Agarro-me ao concreto, estou a nascer,
os meus ossos estão, ainda, em formação,
quando tiver dentes porventura alguém mos partirá,
esta viagem é extravagante, não se sabe
o que decide a sorte de um poeta, serei um cão, uma raposa, uma cegonha,
nunca se sabe o que será um poeta quando alguma coisa falta ao mundo,
e, entretanto, passam uns anos na minha juventude e morre-se,
morre-se de verdade em Gallipoli,
entre os cadáveres dos turcos só há o ar pestilento,
só há as moscas grossas e verdes num enxame terrífico
a sobrevoar os corpos contorcidos, apodrecidos,
enquanto o que resta é só a ignorância dos poderosos,
a sua ganância, a sua sede incomensurável de domínio,
a acomodarem-se em sedas, a encomendar gráceis iluminuras
de minaretes e príncipes, de palmares e princesas,
enquanto a artilharia sobe de tom, sobe sempre de tom,
com os francos e os ingleses a morrerem-nos à frente dos olhos,
embora a nossa derrota pareça iminente e todos acabemos a tirar piolhos
das costuras das fardas e, para os cadáveres que se amontoam,
haja e não haja setenta e duas virgens para nos dar prazer.

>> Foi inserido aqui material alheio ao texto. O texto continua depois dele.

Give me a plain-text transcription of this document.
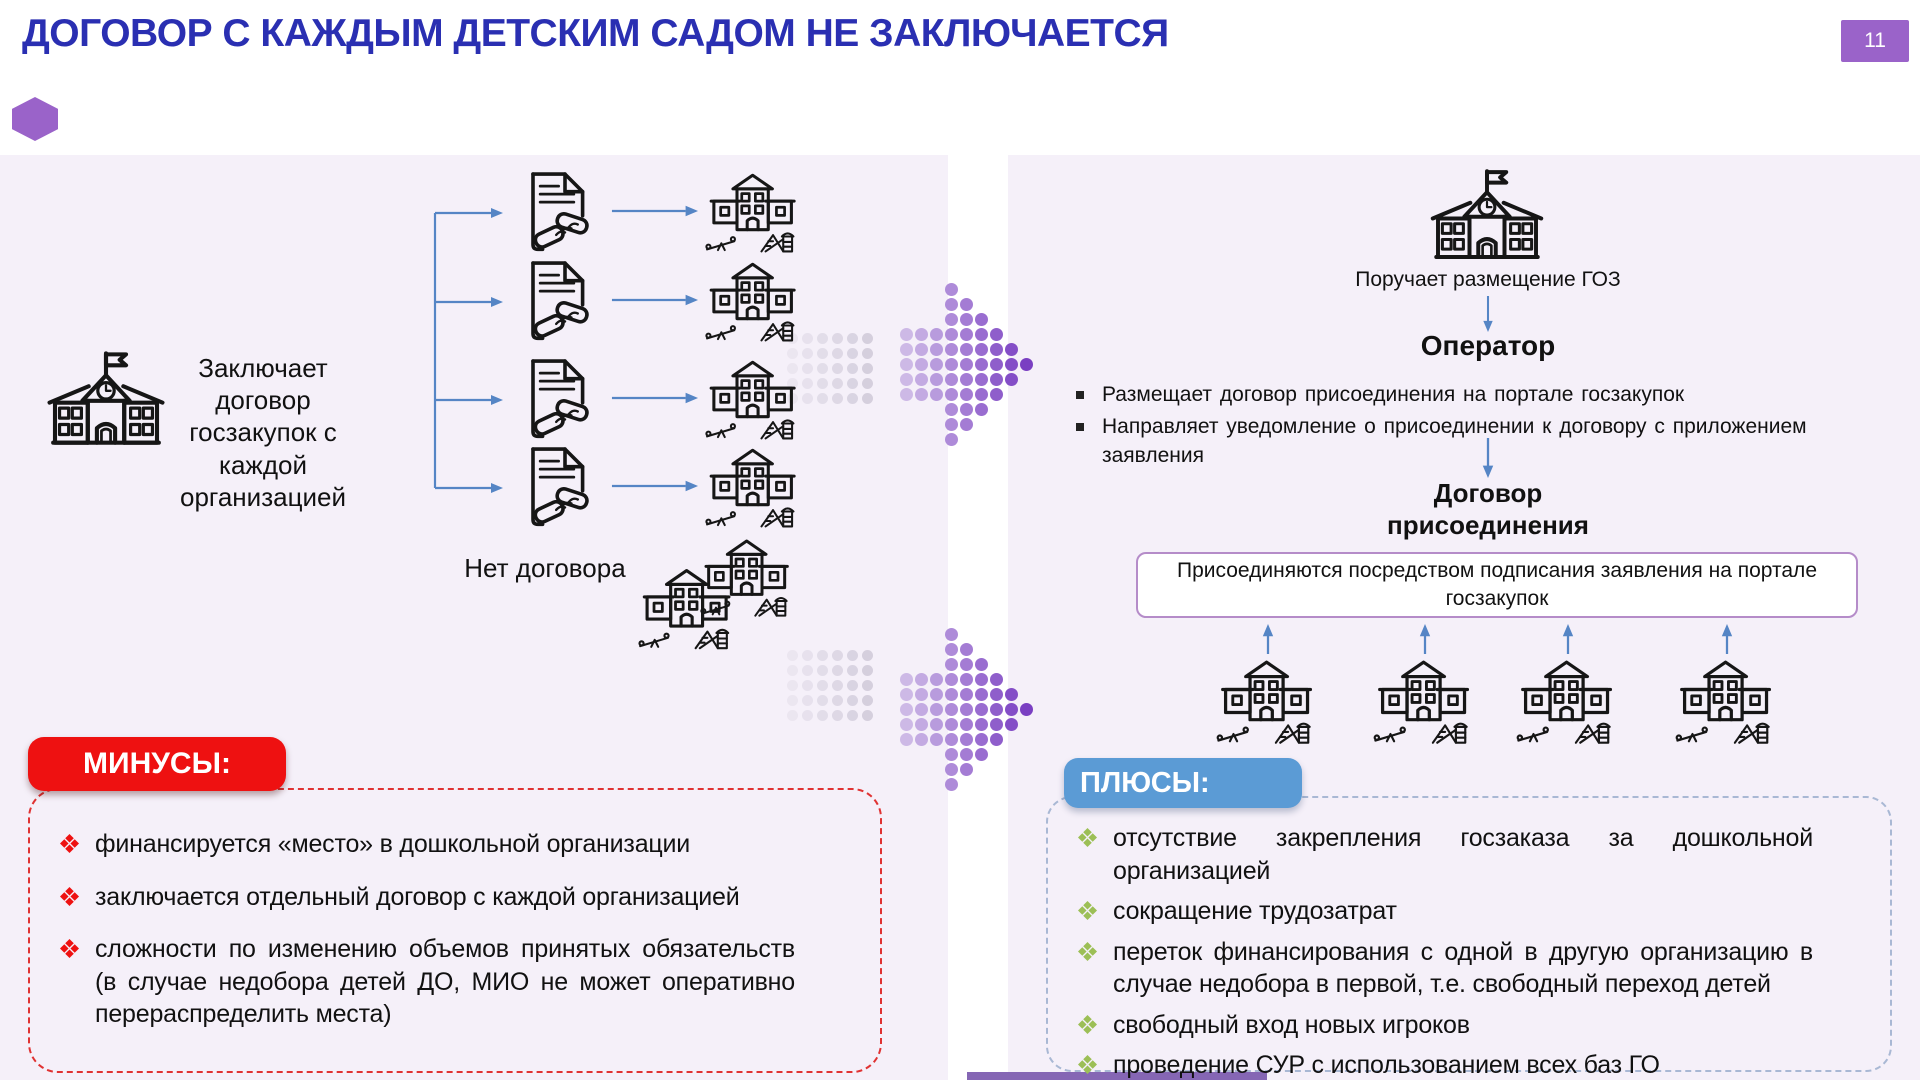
ДОГОВОР С КАЖДЫМ ДЕТСКИМ САДОМ НЕ ЗАКЛЮЧАЕТСЯ	11
Заключает договор госзакупок с каждой организацией
Нет договора
МИНУСЫ:
финансируется «место» в дошкольной организации
заключается отдельный договор с каждой организацией
сложности по изменению объемов принятых обязательств (в случае недобора детей ДО, МИО не может оперативно перераспределить места)
Поручает размещение ГОЗ
Оператор
Размещает договор присоединения на портале госзакупок
Направляет уведомление о присоединении к договору с приложением заявления
Договор присоединения
Присоединяются посредством подписания заявления на портале госзакупок
ПЛЮСЫ:
отсутствие закрепления госзаказа за дошкольной организацией
сокращение трудозатрат
переток финансирования с одной в другую организацию в случае недобора в первой, т.е. свободный переход детей
свободный вход новых игроков
проведение СУР с использованием всех баз ГО
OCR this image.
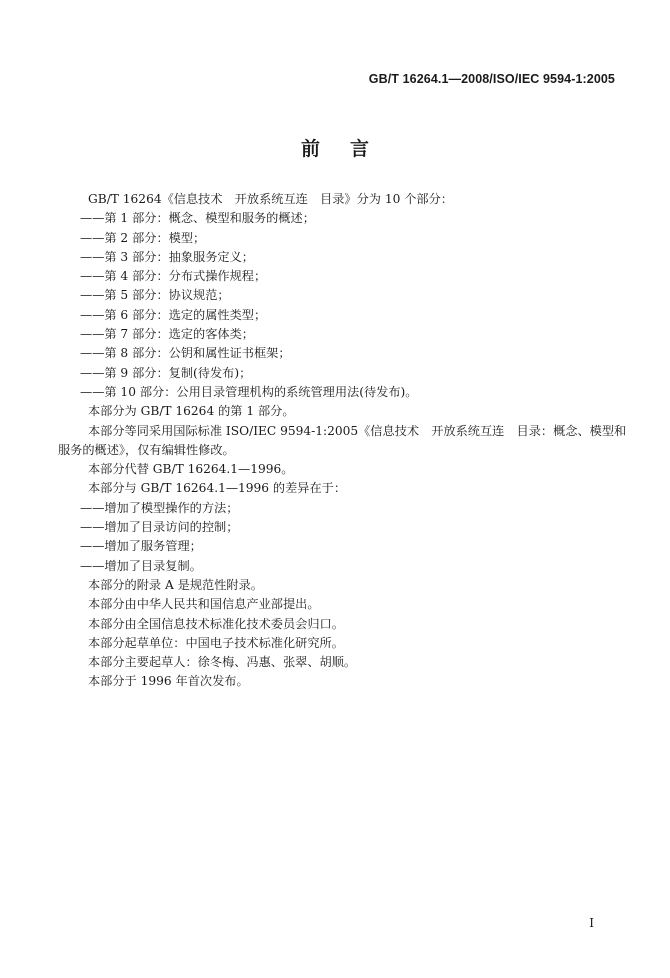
GB/T 16264.1—2008/ISO/IEC 9594-1:2005
前言

GB/T 16264《信息技术　开放系统互连　目录》分为 10 个部分：

——第 1 部分：概念、模型和服务的概述；

——第 2 部分：模型；

——第 3 部分：抽象服务定义；

——第 4 部分：分布式操作规程；

——第 5 部分：协议规范；

——第 6 部分：选定的属性类型；

——第 7 部分：选定的客体类；

——第 8 部分：公钥和属性证书框架；

——第 9 部分：复制(待发布)；

——第 10 部分：公用目录管理机构的系统管理用法(待发布)。

本部分为 GB/T 16264 的第 1 部分。

本部分等同采用国际标准 ISO/IEC 9594-1:2005《信息技术　开放系统互连　目录：概念、模型和

服务的概述》，仅有编辑性修改。

本部分代替 GB/T 16264.1—1996。

本部分与 GB/T 16264.1—1996 的差异在于：

——增加了模型操作的方法；

——增加了目录访问的控制；

——增加了服务管理；

——增加了目录复制。

本部分的附录 A 是规范性附录。

本部分由中华人民共和国信息产业部提出。

本部分由全国信息技术标准化技术委员会归口。

本部分起草单位：中国电子技术标准化研究所。

本部分主要起草人：徐冬梅、冯惠、张翠、胡顺。

本部分于 1996 年首次发布。

I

Assim aconteceu mais tarde, aquando da invasão dos gregos,
que tudo querem de nós, querem, afinal, Bizâncio, o seu antigo mundo,
querem negócios estes negociadores implacáveis
que são capazes de negociar com quem lhes assassinou a mãe,
querem terras, um nunca acabar de terras que dizem pertencer-lhes,
o incêndio a alastrar em 1922, a fuzilar-nos:
a dominação fará de nós não mais que estrangeiros
na terra onde nascemos, uma terra de sultões e de paxás,
uma terra de linces desapossados de tudo, enquanto, nas trincheiras,
cheira a cadáveres, cheira a cordite, cheira a merda, cheira a mijo e a suor,
e chega ao auge o desejo de matar, nas granadas de estilhaços, no zunido
das balas, no baque das bombas, no seu ronco mortífero, enquanto a realeza,
longe da planície de Divrin, longe dos soldados sem rosto que só o cavaleiro
de gorro vermelho sabe quem sejam, se banqueteia com as escravas
circassianas, georgianas, eslovacas, núbias, e fumam o nagrilé,
e mandam que lhes preparem o banho, o chá de maçã, o café preto,
enquanto Salónica está perdida, e está perdida Esmirna, e Creta, e o mar,
e o mais que nos roubarem.

Eu ardo, afirmo-vos que ardo, pressenti que só se ardêssemos
a treva se dissiparia,
de cabo de guerra a paxá Musfatá Kamal será Atatürk,
herói dos Dardanelos, pai dos turcos, genocida dos arménios,
envio-lhe uma carta para que seja revogada a injustiça que sobre mim recaiu
enquanto homem e cantor resistente, mas não me sento à sua mesa redonda,
serei poeta continuadamente,
a cela é um vasto território de quatro metros quadrados de betão,
um universo para o meu poema e, por isso, todas as noites invento
um sopro para a noite, um sopro ardente,
e nunca há noite,
e sei que não há carcereiros que me tolham o passo, nem prisioneiros
que não possam libertar-se, ainda que me queiram enforcar,
quem sabe se numa árvore igual à de Guernica, calcinada
pelos bombardeiros alemães, ou algum arbusto
rasteiro de Adis Abeba imolado pelos italianos – se escravo sou,
digo que todos os escravos são virtuosos, pedintes, pregoeiros que sejam,
cavaleiros marcados pela guerra e pela morte sob todas as formas,
embiocados na máscara mortuária que a todos consome
e que nenhum dervixe rodopiante pode harmonizar, um poeta,
pese embora a malária e a disenteria, cantará para sempre.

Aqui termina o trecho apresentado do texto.